Drop splashing is independent of substrate wetting

TL;DR

This study demonstrates that the splashing of liquid drops upon impact is unaffected by substrate wetting properties at high capillary numbers, challenging existing theories linking wetting to splashing behavior.

Contribution

The paper provides experimental and numerical evidence showing splashing independence from wettability, contradicting prior predictions based on forced wetting similarities.

Findings

Wetting properties do not influence splashing at high capillary numbers.

The shape and motion of the air-liquid interface are independent of wettability.
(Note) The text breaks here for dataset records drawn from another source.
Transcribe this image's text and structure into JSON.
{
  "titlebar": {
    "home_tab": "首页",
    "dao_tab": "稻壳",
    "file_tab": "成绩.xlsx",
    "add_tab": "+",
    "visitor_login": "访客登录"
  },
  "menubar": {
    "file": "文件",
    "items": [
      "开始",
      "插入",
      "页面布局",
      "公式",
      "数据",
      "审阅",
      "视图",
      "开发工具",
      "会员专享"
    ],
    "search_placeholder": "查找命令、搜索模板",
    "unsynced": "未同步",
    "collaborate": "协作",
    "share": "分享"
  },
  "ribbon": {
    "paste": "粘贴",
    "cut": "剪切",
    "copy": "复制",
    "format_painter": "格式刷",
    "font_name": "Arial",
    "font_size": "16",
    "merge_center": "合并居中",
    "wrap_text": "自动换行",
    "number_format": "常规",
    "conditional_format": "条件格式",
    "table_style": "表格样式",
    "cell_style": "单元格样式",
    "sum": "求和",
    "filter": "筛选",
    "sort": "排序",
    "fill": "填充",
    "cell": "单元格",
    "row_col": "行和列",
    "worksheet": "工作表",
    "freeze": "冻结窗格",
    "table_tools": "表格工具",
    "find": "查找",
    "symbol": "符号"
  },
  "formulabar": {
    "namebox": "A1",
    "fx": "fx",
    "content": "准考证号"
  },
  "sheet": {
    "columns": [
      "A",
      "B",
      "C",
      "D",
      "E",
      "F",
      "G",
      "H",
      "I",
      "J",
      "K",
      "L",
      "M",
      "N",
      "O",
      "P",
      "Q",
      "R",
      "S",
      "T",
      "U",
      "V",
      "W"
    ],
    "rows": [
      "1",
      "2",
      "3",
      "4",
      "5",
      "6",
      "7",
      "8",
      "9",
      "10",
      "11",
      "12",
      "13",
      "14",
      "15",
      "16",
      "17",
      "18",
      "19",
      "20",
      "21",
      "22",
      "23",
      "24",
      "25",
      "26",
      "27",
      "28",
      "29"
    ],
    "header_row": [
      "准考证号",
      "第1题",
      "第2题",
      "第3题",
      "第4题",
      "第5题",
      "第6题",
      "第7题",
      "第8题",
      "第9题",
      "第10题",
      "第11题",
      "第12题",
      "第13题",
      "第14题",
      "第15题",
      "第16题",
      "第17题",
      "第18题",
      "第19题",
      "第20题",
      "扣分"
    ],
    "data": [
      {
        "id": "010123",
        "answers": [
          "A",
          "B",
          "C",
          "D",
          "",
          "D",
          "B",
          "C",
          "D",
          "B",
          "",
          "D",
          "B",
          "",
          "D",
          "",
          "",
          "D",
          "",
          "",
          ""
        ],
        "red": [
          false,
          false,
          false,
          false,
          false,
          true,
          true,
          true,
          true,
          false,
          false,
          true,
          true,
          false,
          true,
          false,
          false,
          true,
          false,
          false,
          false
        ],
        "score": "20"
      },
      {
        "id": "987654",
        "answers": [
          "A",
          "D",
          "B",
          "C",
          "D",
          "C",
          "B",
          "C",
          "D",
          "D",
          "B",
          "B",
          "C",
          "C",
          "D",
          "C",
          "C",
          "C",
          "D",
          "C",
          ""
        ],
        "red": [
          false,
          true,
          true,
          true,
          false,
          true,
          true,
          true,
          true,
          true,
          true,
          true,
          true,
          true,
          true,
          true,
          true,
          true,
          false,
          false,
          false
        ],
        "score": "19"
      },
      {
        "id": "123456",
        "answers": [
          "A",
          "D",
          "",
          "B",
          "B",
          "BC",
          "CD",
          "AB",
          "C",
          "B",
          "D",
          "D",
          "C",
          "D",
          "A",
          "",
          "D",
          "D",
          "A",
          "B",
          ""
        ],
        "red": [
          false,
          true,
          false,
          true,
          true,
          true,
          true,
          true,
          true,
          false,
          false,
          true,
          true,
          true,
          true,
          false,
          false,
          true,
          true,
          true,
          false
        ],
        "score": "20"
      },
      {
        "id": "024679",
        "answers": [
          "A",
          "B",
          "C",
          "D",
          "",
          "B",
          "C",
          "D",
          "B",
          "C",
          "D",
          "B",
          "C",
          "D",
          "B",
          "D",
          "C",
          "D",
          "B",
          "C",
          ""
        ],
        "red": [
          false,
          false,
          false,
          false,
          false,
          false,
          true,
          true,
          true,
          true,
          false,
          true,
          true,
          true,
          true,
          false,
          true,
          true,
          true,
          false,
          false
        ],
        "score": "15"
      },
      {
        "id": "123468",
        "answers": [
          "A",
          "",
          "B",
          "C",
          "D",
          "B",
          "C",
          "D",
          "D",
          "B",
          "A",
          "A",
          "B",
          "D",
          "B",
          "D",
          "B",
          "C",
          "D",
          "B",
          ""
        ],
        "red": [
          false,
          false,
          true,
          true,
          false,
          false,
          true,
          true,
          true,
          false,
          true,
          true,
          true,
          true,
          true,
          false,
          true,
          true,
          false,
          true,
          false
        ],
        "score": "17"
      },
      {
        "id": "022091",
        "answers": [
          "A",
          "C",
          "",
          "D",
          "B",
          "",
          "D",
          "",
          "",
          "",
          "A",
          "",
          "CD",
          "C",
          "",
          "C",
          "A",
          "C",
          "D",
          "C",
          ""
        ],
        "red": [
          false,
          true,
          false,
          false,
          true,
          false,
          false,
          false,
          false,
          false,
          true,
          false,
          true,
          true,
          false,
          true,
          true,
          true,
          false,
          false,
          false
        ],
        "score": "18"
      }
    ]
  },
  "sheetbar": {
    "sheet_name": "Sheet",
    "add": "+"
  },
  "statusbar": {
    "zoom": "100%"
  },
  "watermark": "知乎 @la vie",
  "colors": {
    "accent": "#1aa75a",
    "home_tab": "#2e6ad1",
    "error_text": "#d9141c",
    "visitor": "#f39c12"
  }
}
Existing theories predicting wetting dependence are not supported by the data.

Abstract

A liquid drop impacting a dry solid surface with sufficient kinetic energy will splash, breaking apart into numerous secondary droplets. This phenomenon shows many similarities to forced wetting, including the entrainment of air at the contact line. Because of these similarities and the fact that forced wetting has been shown to depend on the wetting properties of the surface, existing theories predict splashing to depend on wetting properties as well. However, using high-speed interference imaging we observe that at high capillary numbers wetting properties have no effect on splashing for various liquid-surface combinations. Additionally, by fully resolving the Navier-Stokes equations at length and time scales inaccessible to experiments, we find that the shape and motion of the air-liquid interface at the contact line at the edge of the droplet are independent of wettability. We use these findings to evaluate existing theories and to compare splashing with forced wetting.